Em busca do esqueleto

[06/02/1999]

Dentro de alguns dias, os calouros da medicina, aprovados nos vestibulares de todo o país, estarão começando seu curso. E o começarão por aquela disciplina básica, que introduz ao conhecimento do corpo humano: a anatomia. Ou seja, terão de dissecar cadáveres. É lógico, mas é perturbador. Florencio Escardó, famoso pediatra uruguaio, apontava a ironia que é iniciar a formação médica por aquilo que representa justamente o fracasso da medicina, o corpo morto.

Bem, mas antes do cadáver vem o esqueleto. Que não é tão sinistro assim. Esqueletos frequentemente aparecem em comédias de televisão, por exemplo. E as caveiras que os norte-americanos usam no Halloween, e os mexicanos nos Finados (as “calaveras”), fazem parte de clássicas celebrações em que, assobiando no escuro, brincamos com a ideia da morte.

 

 

Durante muito tempo, a anatomia humana, o esqueleto aí incluído, foi uma abstração para os doutores. Galeno, por exemplo, um grande médico da Antiguidade, não sabia quantos ossos teria o corpo: “mais de duzentos”, escreveu, à guisa de palpite. A tradição judaico-cristã proibia a dissecção, o que só começou a acontecer na modernidade. E aí surgiu uma espécie de fascínio com o esqueleto. Todas as escolas médicas tinham de ter um. Não: todos os colégios tinham de ter um. E aí surgiram curiosas histórias envolvendo esqueletos. Como aquela envolvendo John Hunter e o gigante irlandês.

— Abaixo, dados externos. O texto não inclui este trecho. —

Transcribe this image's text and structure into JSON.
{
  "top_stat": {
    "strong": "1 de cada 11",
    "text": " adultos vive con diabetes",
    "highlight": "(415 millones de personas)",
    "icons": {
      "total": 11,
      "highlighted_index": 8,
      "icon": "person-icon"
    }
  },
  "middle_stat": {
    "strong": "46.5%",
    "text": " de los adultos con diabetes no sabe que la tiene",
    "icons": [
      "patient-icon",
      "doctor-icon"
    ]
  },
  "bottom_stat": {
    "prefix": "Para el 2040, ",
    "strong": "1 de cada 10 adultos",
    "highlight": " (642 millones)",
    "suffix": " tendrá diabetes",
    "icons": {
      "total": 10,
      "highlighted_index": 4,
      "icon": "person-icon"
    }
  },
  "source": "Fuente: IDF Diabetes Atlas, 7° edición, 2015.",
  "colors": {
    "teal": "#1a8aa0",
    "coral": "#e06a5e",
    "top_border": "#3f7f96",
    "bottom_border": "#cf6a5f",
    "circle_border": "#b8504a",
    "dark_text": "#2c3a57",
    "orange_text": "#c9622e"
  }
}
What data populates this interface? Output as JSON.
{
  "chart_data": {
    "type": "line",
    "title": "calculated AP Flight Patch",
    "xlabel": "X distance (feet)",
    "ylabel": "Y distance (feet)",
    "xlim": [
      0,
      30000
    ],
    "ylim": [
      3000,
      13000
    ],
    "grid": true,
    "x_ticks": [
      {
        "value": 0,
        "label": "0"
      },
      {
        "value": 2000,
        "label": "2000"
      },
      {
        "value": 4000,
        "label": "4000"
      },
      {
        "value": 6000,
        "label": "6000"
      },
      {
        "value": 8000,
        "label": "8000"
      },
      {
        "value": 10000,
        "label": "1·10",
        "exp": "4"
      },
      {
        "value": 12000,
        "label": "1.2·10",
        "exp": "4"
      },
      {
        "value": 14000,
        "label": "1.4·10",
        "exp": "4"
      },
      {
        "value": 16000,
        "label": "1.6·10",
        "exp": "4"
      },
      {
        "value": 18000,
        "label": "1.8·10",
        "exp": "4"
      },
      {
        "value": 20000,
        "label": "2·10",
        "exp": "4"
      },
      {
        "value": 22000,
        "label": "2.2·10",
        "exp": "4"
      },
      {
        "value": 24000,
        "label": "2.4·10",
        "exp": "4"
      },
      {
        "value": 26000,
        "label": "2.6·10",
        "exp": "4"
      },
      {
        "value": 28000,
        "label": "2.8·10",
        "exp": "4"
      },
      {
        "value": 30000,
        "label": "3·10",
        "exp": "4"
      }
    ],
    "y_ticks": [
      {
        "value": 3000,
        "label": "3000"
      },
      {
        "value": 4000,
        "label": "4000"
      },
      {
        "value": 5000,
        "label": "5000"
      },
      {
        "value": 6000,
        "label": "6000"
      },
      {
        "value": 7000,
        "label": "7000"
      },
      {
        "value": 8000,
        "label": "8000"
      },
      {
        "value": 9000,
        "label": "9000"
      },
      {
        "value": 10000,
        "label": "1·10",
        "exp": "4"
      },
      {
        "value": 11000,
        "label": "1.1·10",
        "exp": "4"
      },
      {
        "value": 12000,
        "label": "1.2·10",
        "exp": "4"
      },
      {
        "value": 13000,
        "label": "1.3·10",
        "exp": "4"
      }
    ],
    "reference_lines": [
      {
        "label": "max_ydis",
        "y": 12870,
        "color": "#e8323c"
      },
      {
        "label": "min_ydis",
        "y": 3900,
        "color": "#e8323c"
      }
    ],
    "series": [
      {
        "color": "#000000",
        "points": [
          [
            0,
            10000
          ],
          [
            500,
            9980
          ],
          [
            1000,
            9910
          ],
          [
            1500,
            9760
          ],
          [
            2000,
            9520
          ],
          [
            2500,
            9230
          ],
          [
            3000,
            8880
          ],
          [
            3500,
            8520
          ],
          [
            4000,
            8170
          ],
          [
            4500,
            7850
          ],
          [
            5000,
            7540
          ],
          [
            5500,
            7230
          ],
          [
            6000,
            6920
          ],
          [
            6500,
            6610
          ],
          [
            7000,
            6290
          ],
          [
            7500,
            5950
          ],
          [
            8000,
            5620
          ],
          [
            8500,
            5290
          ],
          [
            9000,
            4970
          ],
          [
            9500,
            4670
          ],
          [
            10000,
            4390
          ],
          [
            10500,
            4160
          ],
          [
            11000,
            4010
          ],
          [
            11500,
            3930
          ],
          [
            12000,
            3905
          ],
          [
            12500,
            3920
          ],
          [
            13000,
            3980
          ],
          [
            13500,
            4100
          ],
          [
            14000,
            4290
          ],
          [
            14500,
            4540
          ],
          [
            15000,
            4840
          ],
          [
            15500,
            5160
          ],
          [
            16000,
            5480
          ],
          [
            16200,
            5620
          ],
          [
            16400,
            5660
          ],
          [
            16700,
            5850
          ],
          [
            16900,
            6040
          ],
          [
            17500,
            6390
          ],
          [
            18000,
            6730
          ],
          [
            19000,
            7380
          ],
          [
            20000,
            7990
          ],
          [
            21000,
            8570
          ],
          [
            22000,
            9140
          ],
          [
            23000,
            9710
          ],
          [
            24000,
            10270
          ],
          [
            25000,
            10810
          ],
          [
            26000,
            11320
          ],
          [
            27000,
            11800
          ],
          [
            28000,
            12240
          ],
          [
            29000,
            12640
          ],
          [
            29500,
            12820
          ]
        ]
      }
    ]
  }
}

Hunter, famoso médico escocês do século xviii, era o protótipo do maluco genial: grande cirurgião, grande investigador — e um obcecado pela anatomia: na sua mansão em Londres, havia um verdadeiro zoo de animais selvagens que ele estudava e dissecava depois de mortos (uma vez dois leopardos fugiram dali, causando pânico na vizinhança). Naquela época, fazia sensação na capital inglesa um gigante irlandês (cerca de dois metros e meio) chamado Charles Byrne e que, como era hábito então, era exibido ao público. Em pouco tempo, contudo, Byrne contraiu tuberculose e logo estava agonizando.

 

 

Quando Hunter soube disto, uma ideia lhe ocorreu: apossar-se do esqueleto do infeliz. Byrne soube disto e, aterrorizado, pediu a seus amigos que seu corpo fosse atirado ao mar, mas não entregue ao cirurgião. Confiante de que seu desejo seria atendido, faleceu.

O esperto Hunter, contudo, subornou o agente funerário. O féretro seguiu até o cais, mas lá os caixões foram trocados. Hunter recebeu o corpo, do qual rapidamente extraiu o esqueleto, que ficou em exibição em seu consultório. O caixão que foi jogado ao mar continha pedras.

Para a família não fez muita diferença. Mas para o progresso médico também não. Se a história prova alguma coisa é que os doutores, como todo o mundo, têm suas obsessões. E, às vezes, farão qualquer coisa para satisfazê-las.